SA Citrus

Japan’s grapefruit market has enjoyed a fairly smooth transition in supplies from Florida to South Africa this year, with prices holding up well, according to local market reports.

Shipments from Florida, which totalled 4.8m cartons in 2011/12, finished two weeks earlier than last season in week 13, clearing the way for a strong start to the season for South African arrivals.

The first container loads from South Africa arrived on 23 May, followed by the first charter shipment on 1 June carrying around 4,000 pallets.

Major citrus importer Goldspan, which has completely finished with its Florida grapefruit programme, reported good market conditions for South African arrivals.

“The market is starting the South African season with a low inventory level; the transition has gone smoothly,” confirmed the company’s Toshi Teshima, while cautioning that it was too early to make volume predictions for the season.

“There could be up to 12 charter vessels that come in from South Africa during the season but it’s difficult to tell at this stage due to the crop situation there and the fruit sizing.”

Indeed, South Africa’s grapefruit crop appears to be weighted towards smaller sizes this year, with a shortage of fruit suited to Japan’s market requirements.

“There are a lot of small sizes; the crop appears to be peaking on count 50-55, where the preferred size here is traditionally around count 35-40,” said Teshima. “The internal quality is better than last year though.”

Hisao Takeda of Yamano & Associates, a marketing consultancy that represents the Florida Department of Citrus in Japan, said that warmer weather in Japan during May and June was also helping to drive demand for citrus fruits.

“The wholesale price of lemons is 12 per cent up on the three-year average while grapefruit prices are 6 per cent higher,” he said. “Some of the grapefruit price increase can also be attributed to predictions of reduced shipments from South Africa this year.”

While grapefruit is the big focus for South African citrus exports to Japan, there are also smaller programmes for oranges and clementines, although Teshima noted that Goldspan will be treading cautiously with these products.
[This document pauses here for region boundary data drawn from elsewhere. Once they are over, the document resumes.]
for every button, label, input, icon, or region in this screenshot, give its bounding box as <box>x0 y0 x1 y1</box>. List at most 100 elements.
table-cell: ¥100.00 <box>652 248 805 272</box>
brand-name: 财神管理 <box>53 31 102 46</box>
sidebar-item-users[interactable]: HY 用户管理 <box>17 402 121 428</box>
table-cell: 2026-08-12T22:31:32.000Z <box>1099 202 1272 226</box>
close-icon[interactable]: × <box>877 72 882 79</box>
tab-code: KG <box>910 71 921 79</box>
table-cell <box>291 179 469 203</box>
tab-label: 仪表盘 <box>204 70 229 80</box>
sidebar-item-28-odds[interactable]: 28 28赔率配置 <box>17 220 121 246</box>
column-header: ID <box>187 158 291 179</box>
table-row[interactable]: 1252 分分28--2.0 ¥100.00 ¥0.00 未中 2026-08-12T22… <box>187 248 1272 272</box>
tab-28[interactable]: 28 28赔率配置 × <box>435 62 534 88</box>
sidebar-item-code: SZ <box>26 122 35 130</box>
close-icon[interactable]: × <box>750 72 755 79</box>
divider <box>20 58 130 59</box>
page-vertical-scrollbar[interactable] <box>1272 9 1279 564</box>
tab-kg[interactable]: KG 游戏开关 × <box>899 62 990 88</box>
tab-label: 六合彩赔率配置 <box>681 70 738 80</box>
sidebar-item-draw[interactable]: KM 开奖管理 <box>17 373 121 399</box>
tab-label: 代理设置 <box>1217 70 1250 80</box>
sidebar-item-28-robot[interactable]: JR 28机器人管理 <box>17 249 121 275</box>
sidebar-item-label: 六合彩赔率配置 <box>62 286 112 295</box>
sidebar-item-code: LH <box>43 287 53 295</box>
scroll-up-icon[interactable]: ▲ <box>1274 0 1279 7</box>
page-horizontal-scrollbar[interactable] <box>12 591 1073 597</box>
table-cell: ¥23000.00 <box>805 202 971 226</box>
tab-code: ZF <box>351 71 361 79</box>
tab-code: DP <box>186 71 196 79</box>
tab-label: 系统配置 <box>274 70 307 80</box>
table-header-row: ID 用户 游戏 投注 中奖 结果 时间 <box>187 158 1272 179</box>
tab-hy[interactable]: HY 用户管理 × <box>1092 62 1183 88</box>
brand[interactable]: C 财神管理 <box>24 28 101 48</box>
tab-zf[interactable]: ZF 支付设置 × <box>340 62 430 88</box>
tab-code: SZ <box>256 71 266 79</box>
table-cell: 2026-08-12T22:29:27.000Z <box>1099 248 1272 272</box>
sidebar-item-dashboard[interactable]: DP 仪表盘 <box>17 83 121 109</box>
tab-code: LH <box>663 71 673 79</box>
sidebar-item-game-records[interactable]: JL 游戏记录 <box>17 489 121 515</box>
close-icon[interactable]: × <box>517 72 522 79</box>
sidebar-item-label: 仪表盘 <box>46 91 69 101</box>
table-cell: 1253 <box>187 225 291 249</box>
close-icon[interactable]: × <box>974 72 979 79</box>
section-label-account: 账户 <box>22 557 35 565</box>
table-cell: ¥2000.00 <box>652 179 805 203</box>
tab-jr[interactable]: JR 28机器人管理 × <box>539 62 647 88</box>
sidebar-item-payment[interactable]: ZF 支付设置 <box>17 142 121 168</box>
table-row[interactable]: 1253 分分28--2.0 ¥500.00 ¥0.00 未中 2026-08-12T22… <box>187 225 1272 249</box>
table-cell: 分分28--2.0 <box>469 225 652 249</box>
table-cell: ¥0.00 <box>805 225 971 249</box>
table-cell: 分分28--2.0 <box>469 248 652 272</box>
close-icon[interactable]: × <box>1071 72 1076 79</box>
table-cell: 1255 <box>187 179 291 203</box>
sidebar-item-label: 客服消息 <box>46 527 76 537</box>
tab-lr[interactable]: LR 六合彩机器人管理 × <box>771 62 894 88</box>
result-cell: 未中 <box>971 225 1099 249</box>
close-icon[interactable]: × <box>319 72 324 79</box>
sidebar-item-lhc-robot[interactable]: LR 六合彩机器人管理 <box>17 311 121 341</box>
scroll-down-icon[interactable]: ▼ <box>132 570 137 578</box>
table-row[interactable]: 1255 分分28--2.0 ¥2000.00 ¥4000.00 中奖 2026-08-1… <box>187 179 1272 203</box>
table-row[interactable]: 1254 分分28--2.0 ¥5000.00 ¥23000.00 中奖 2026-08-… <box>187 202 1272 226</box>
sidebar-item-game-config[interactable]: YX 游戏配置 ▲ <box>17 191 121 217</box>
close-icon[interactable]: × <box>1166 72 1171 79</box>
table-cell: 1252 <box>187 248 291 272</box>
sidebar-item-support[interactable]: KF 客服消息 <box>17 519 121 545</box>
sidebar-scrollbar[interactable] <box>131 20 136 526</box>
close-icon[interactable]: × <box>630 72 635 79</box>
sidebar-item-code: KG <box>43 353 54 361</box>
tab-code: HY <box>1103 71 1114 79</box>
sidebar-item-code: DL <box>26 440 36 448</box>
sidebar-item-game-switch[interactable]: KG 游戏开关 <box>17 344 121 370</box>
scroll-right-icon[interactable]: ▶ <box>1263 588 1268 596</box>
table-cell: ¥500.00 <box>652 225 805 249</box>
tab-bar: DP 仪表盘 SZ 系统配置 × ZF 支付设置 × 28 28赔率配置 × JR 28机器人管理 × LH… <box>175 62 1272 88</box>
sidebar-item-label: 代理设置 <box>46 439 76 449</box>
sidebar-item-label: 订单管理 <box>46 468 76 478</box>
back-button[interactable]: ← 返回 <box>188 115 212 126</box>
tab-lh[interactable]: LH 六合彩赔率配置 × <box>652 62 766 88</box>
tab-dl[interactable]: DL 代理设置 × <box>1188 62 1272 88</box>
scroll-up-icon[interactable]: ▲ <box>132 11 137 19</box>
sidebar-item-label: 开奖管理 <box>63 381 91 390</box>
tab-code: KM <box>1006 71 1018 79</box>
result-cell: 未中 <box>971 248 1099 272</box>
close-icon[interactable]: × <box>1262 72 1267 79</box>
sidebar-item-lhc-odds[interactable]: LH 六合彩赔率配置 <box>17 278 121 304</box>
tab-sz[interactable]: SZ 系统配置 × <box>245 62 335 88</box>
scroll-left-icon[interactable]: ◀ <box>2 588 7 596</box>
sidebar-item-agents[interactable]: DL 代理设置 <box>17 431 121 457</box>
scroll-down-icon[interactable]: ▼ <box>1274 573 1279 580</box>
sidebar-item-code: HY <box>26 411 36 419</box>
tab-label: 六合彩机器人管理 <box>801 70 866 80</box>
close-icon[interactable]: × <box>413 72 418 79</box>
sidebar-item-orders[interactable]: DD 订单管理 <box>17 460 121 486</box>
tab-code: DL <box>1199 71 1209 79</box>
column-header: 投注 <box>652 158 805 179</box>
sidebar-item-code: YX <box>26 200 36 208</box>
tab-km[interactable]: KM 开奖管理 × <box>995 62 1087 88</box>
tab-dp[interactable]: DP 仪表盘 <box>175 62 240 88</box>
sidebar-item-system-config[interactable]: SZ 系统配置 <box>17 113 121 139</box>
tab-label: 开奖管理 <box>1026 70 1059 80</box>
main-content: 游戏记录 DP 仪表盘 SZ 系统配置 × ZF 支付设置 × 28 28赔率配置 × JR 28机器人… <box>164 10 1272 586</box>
“Oranges `from South Africa` are just about to start, but the fruit sizes are smaller and we have to be aware that the market here wants larger sizes, so we’ll be progressing carefully with this because we need to make sure supply matches up with demand,” he said. “Clementines can also be imported but this is risky due the cold treatment protocol.'

The Japanese market is coming to the end of a generally difficult season for California navel orange imports, according to Teshima. “Orange demand could be described as stable but inventory levels are quite high as there’s been an excessive incoming volume,” he noted.

As of the end of May, there were around 1m cartons of oranges in storage in Japan, and up to 40-50 per cent of these were made up of US Tangelos.

Supplies of US mandarins to Japan were crimped by the February freeze in California, and Japanese importers appear to have brought in Tangelos as a type of substitute for W Murcott mandarins this year, but the fruit did not receive the desired reception from consumers, according to some market sources.